Amazon.com Review
This book is bound to leave you speechless--either due to slack-jawed shock or belly-aching laughter. It is, as the title does suggest, about a homicidal lesbian terrorist, and all that you might imagine this entails: men-hating, men-bashing, men-dismemberment. Those who are uncomfortable with over-the-top stereotypes should steer way clear of this book. But for the open-minded reader (not limited to militant lesbians), this is one heck of a ride.
From Publishers Weekly
By turns shocking, hilarious, introspective and wrenching, this second compilation of DiMassa's quarterly comic never fails to amaze.
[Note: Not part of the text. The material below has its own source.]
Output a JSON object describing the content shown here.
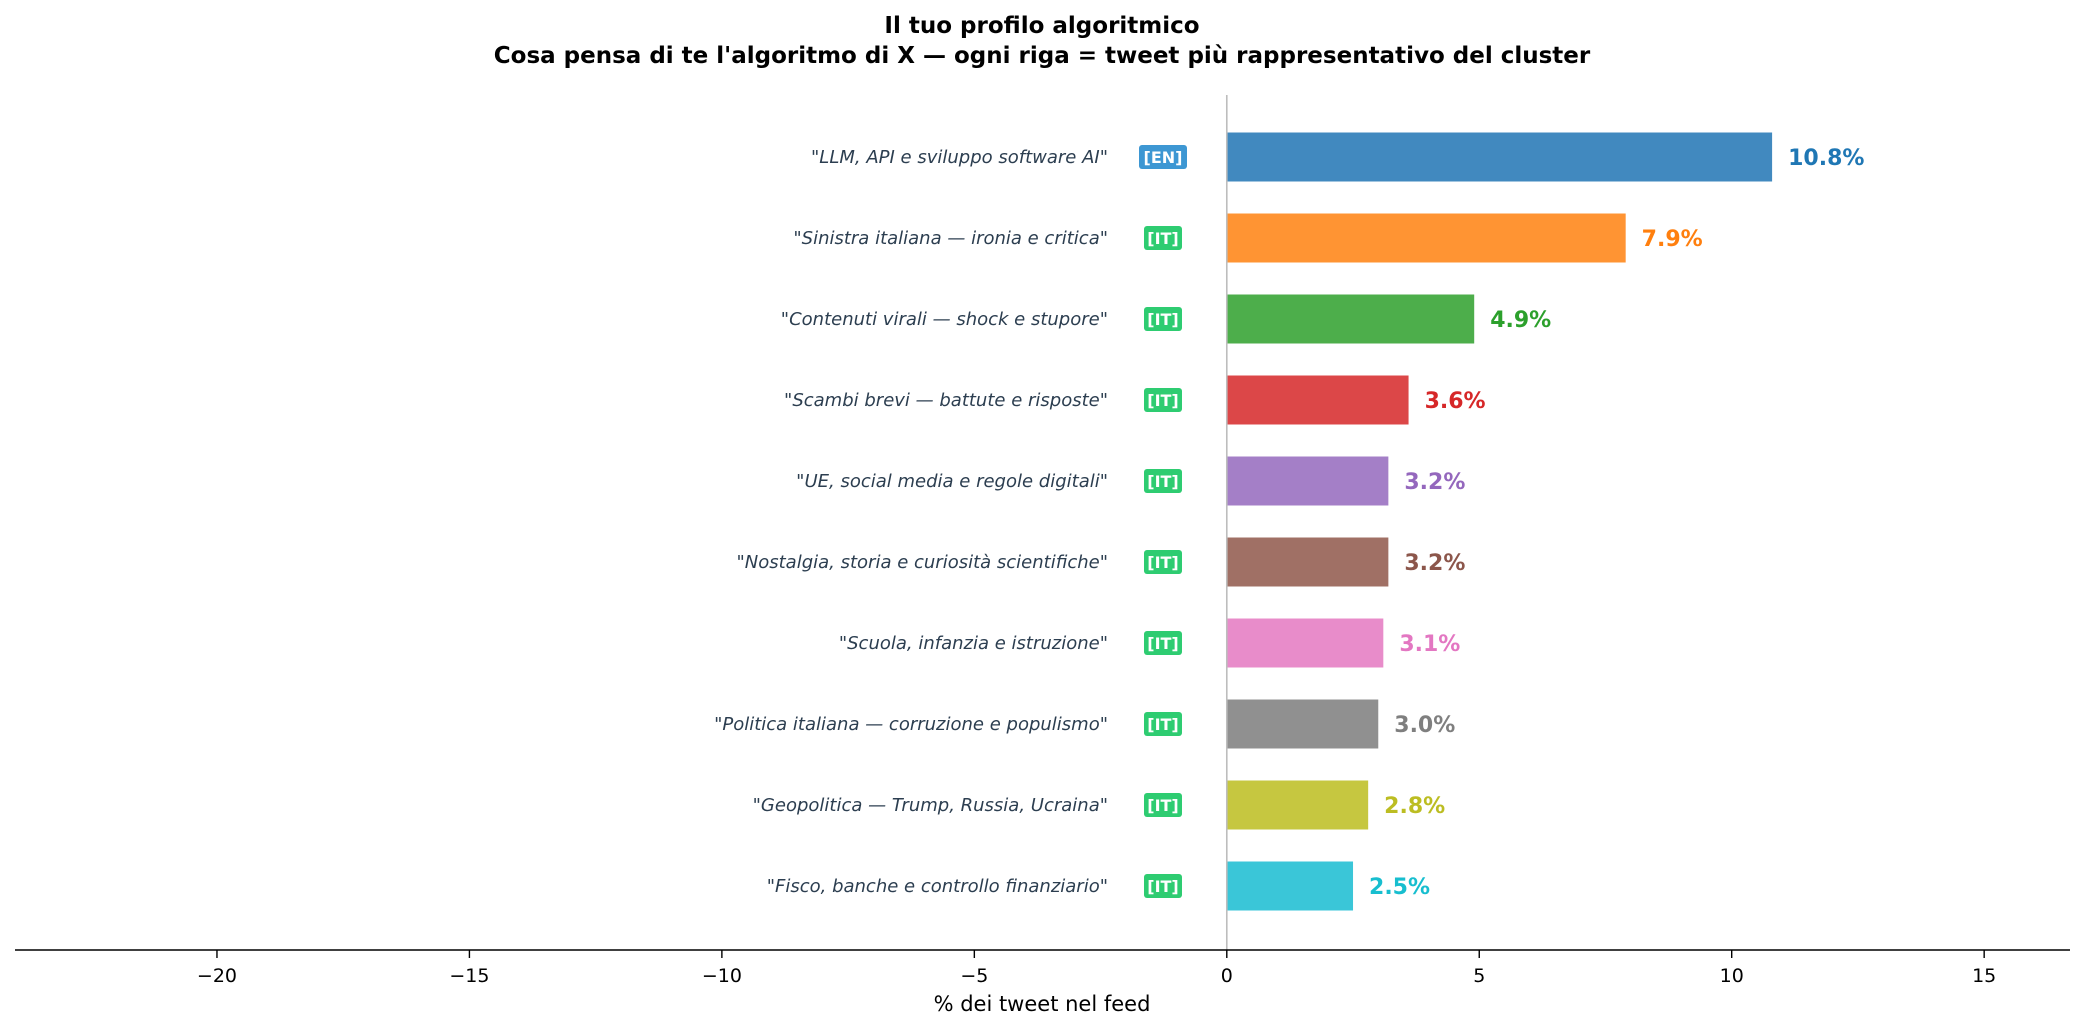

Everybody's favorite knife-wielding lesbian is back to avenge her sisters with hair-trigger glee, overdosing on coffee and societal hypocrisy while she hangs out with old friends (resident feline nurturer, Chicken, or Zen-mother Roz) and bounces off new ones. DiMassa's panoptic wit is still needle-sharp and merciless, and her graphic technique continues to evolve: without losing the frenetic looseness of her earlier style, this work features a new, delightful deftness of line. The 30 pages of new art that open this volume prime the Hothead neophyte and provide wickedly nostalgic moments for the devotee before leaning through the contemplative, spiritual window that's the flip side of Hothead's frenzy. Justice never comes without high cost in Hothead's world; her wrath isn't absorbed by a convenient vacuum. Though the unapologetic ferocity is still here in force-the visceral, disturbingly cathartic venting of righteous fury-so is the violence that engendered it. This book presents the struggle against despair, the dilemma of transcendence, and the puckish wisdom of cats. It's full of painfully earned riches for anyone, female or male, gay or straight, who's brave enough to partake.